Deep learning and Neural Networks: Can you consider them to be the Right Choice?
Since people tend to use neural networks everywhere nowadays, do you believe that they are always the best option?
Right now, deep learning is undoubtedly one of the hottest tech subjects. This sophisticated technology is leveraged by big companies and young start-ups alike. If you think big data is important, then deep learning should be essential to you. Since people tend to use neural networks everywhere nowadays, do you believe that they are always the best option?
Buzz Around Deep Learning
For emerging technology, buzz can be a very powerful thing, as there are chances that they will struggle to meet planned promises or commitments that are inflated beyond reality. For example machine learning. It vanished in 2018, without even making it to the productivity threshold.
Since AI has been the talk of the nation for quite a while, deep learning has also generated significant interest. While in the past couple of years it has done enormous things, there are individuals who still believe that the talk about deep learning will eventually go out of trend as they understand it has very serious limitations as it is nothing more than a heap of codes and stats. They assume it is a statistical equation that through statistics and coding, it finds a pattern in knowledge.
Even though deep learning integrates neural networks into their design, the deep learning and neural networks make a strong distinction:
Although neurons are used by Neural Networks to transmit data via connections in the form of input data and output values, Deep Learning is concerned with the conversion and extraction of features that seek to make a connection between stimuli and concerned brain neural responses.
Neural Networks Disadvantages:
Neural networks need much more knowledge than any other conventional algorithms for machine learning. This is a huge issue, and with less data in any other algorithms, many machine learning problems can be fixed. This adds to the issue of over-fitting and generalization. The method depends more on the data for training and can be tailored to the data. While there are several situations where little data is dealt with by the neural network, most of the time they don’t.
The complexity of presenting the issue to the network
With numerical details, ANNs can operate. Before being added to ANN, issues have to be converted into numerical values. The display process to be evaluated will affect the network’s output directly. This is based on the capability of the user.
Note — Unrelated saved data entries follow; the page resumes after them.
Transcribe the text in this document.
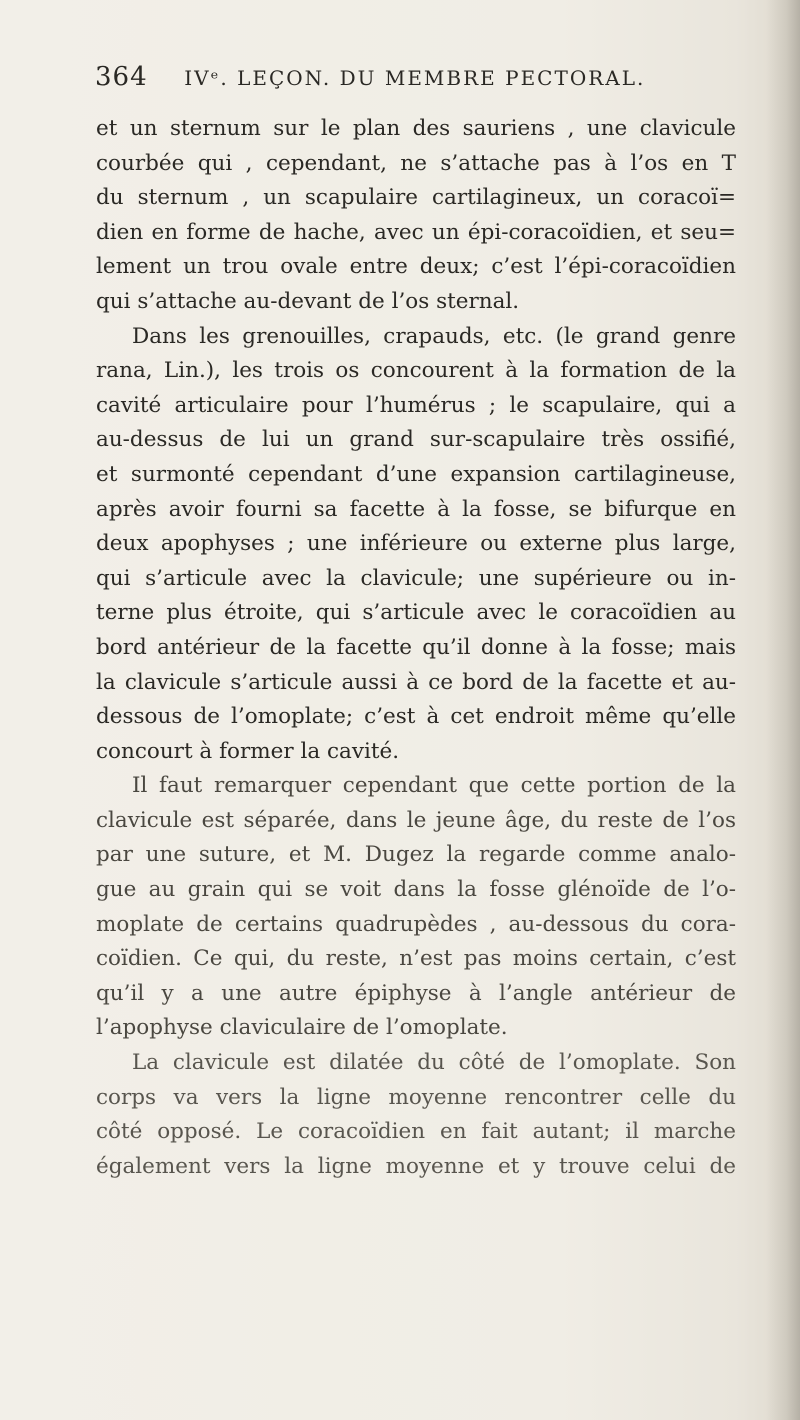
364 IVᵉ. LEÇON. DU MEMBRE PECTORAL.
et un sternum sur le plan des sauriens , une clavicule
courbée qui , cependant, ne s’attache pas à l’os en T
du sternum , un scapulaire cartilagineux, un coracoï=
dien en forme de hache, avec un épi-coracoïdien, et seu=
lement un trou ovale entre deux; c’est l’épi-coracoïdien
qui s’attache au-devant de l’os sternal.
Dans les grenouilles, crapauds, etc. (le grand genre
rana, Lin.), les trois os concourent à la formation de la
cavité articulaire pour l’humérus ; le scapulaire, qui a
au-dessus de lui un grand sur-scapulaire très ossifié,
et surmonté cependant d’une expansion cartilagineuse,
après avoir fourni sa facette à la fosse, se bifurque en
deux apophyses ; une inférieure ou externe plus large,
qui s’articule avec la clavicule; une supérieure ou in-
terne plus étroite, qui s’articule avec le coracoïdien au
bord antérieur de la facette qu’il donne à la fosse; mais
la clavicule s’articule aussi à ce bord de la facette et au-
dessous de l’omoplate; c’est à cet endroit même qu’elle
concourt à former la cavité.
Il faut remarquer cependant que cette portion de la
clavicule est séparée, dans le jeune âge, du reste de l’os
par une suture, et M. Dugez la regarde comme analo-
gue au grain qui se voit dans la fosse glénoïde de l’o-
moplate de certains quadrupèdes , au-dessous du cora-
coïdien. Ce qui, du reste, n’est pas moins certain, c’est
qu’il y a une autre épiphyse à l’angle antérieur de
l’apophyse claviculaire de l’omoplate.
La clavicule est dilatée du côté de l’omoplate. Son
corps va vers la ligne moyenne rencontrer celle du
côté opposé. Le coracoïdien en fait autant; il marche
également vers la ligne moyenne et y trouve celui de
Proper network structure determination
For determining the structure of artificial neural networks, there is no clear law. Experience and trial and error are used to achieve the required network structure.
In general, neural networks are also more costly than conventional algorithms in terms of computation. Advanced deep learning algorithms can take numerous weeks to train entirely from scratch to enable quality training of deep neural networks. By comparison, it requires less time for most traditional machine learning algorithms to practice, varying from a few minutes to a few hours or days.
Neural networks are perfect for some issues and not so good for others at the end of the day. At the moment, deep learning is a little over-buzzed and the standards surpass what can actually be accomplished with it. But that doesn’t mean it’s not beneficial. We live in a period of machine learning and technology is becoming more and more professionalized, enabling more individuals to use it to create useful goods.